I've seen assistant professors with no work experience outside of academia jump into management - level jobs immediately after leaving the academy
posted by shaademaan at 9:53 AM on April 25, 2019 [2 favorites]


In addition to talking to your colleagues I would urge you to use all the gov't resources you can. That's what they are there for. It might help to have someone non-academic work with you on rewriting your CV, since there's such a difference between how academia does it and the rest of the world.

My mom, in Manitoba, used to work for the provincial employment counseling/retraining agency. I think it varies a lot province to province, but there should be gov't resources for things like reconsidering your options and reframing your skills. She funded things like language acquisition, helicopter pilot lessons, and various kinds of certification.

She worked with people who were on social assistance, people who were recent immigrants, but also people mid-career who wanted to make changes in their working lives.
posted by Lawn Beaver at 10:02 AM on April 25, 2019


What shaademaan said. If you find any list of the responsibilities of a manager, I'll bet you've done a lot of it in your current position.
posted by grouse at 1:40 PM on April 25, 2019 [1 favorite]


I don’t know about headhunters, but just some ideas - I’ve seen people with doctorates in the social sciences working as “ethnographers” (market researchers), consultants, non-profit managers... You could find work in government as well (although this kind of depends on which province you’re in, I doubt the OPS is on a hiring frenzy atm, but you never know).
posted by cotton dress sock at 2:55 PM on April 25, 2019 [1 favorite]


My experience with recruiters is that they are really only very useful when you are senior enough to be more than cannon fodder. I tried to use one mid-career, and it wasn't a great experience. Remember that they work for the employers and not for you.

Depending on your field, there may be niche headhunters who will be very relevant, at least when you're trying to find out your market value.

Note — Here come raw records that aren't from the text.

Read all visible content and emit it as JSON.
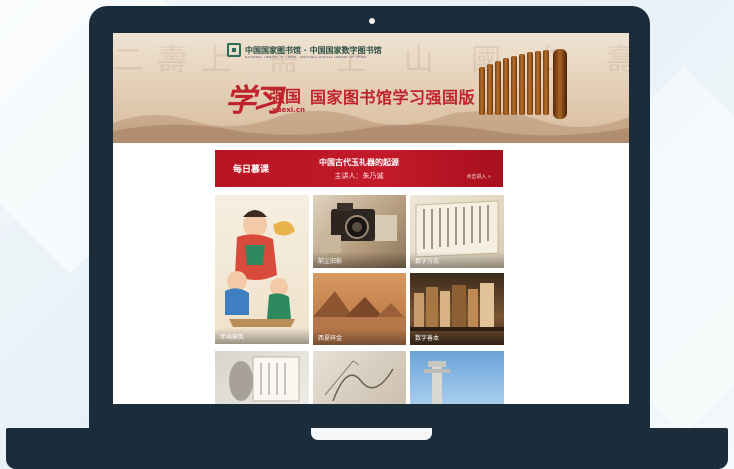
{
  "banner": {
    "library_name": "中国国家图书馆 · 中国国家数字图书馆",
    "library_name_en": "NATIONAL LIBRARY OF CHINA · NATIONAL DIGITAL LIBRARY OF CHINA",
    "logo_script": "学习",
    "logo_bold": "强国",
    "logo_url": "xuexi.cn",
    "title": "国家图书馆学习强国版"
  },
  "lecture": {
    "label": "每日慕课",
    "title": "中国古代玉礼器的起源",
    "speaker": "主讲人：朱乃诚",
    "enter": "点击进入 »"
  },
  "tiles": [
    {
      "caption": "年画撷英"
    },
    {
      "caption": "前尘旧影"
    },
    {
      "caption": "数字方志"
    },
    {
      "caption": "西夏碎金"
    },
    {
      "caption": "数字善本"
    }
  ],
  "colors": {
    "frame": "#1b2c3a",
    "accent_red": "#c0232c",
    "banner_bg": "#e3cdb4"
  }
}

I have found recruiters by asking people I trust who are in a position I would want if they have worked with a recruiter and if so who, and then I ask them to arrange an introduction-- even as a senior executive, I have had very little luck with cold calling.
posted by frumiousb at 5:05 PM on April 25, 2019


I've not had very good experiences with headhunters; either ineffective or the offers are absolutely terrible (suggesting that the headhunters are taking a big cut - not from your monthly salary, but the difference between your offered first annual and what the company is actually willing to pay - and the lower your starting, the less hard % raises actually raise).

Canadian, (lib arts) BA (fancy US school), MSc, PhD in STEM (major Canadian school), having looked for biotech and non-science/ corporate jobs without having held a TT position, with and without headhunters. I've had (no fee) headhunters help me find positions, and have had positions offered to me by headhunters.

Personal networking (read: luck, really) got me my current 1/4 co-founder job that started out STEM+regulatory compliance, and now 90%+ regulatory compliance.


You sound like faculty ("high-pedigree PhD")? Industry can go in very polar directions - either undue respect for your "high-pedigree PhD" (and have undue/ clueless/ impossible expectations) or utter dismissal or complete misunderstanding. Headhunters might be able to filter out the worst of the second, but there are going to be a ton of the first who want to merely exploit your credibility.

Don't sell yourself cheaply.

Without knowing which field/ subfield/ special interest you are in the social sciences, it's very difficult to talk more specifically.

An obvious general target for your skills would be grant-writing jobs for non-profits and the like. Unless you're working for big corps grifting gov money, or scavengers offering grant writing services to non-profits, the pay might even be worse than what you're drawing now (if tt track), or merely double (adjunct).

The later is super duper sketchy, but the company you work for gets an unduly big cut - if you can get a good cut of that cut, the pay can be not bad.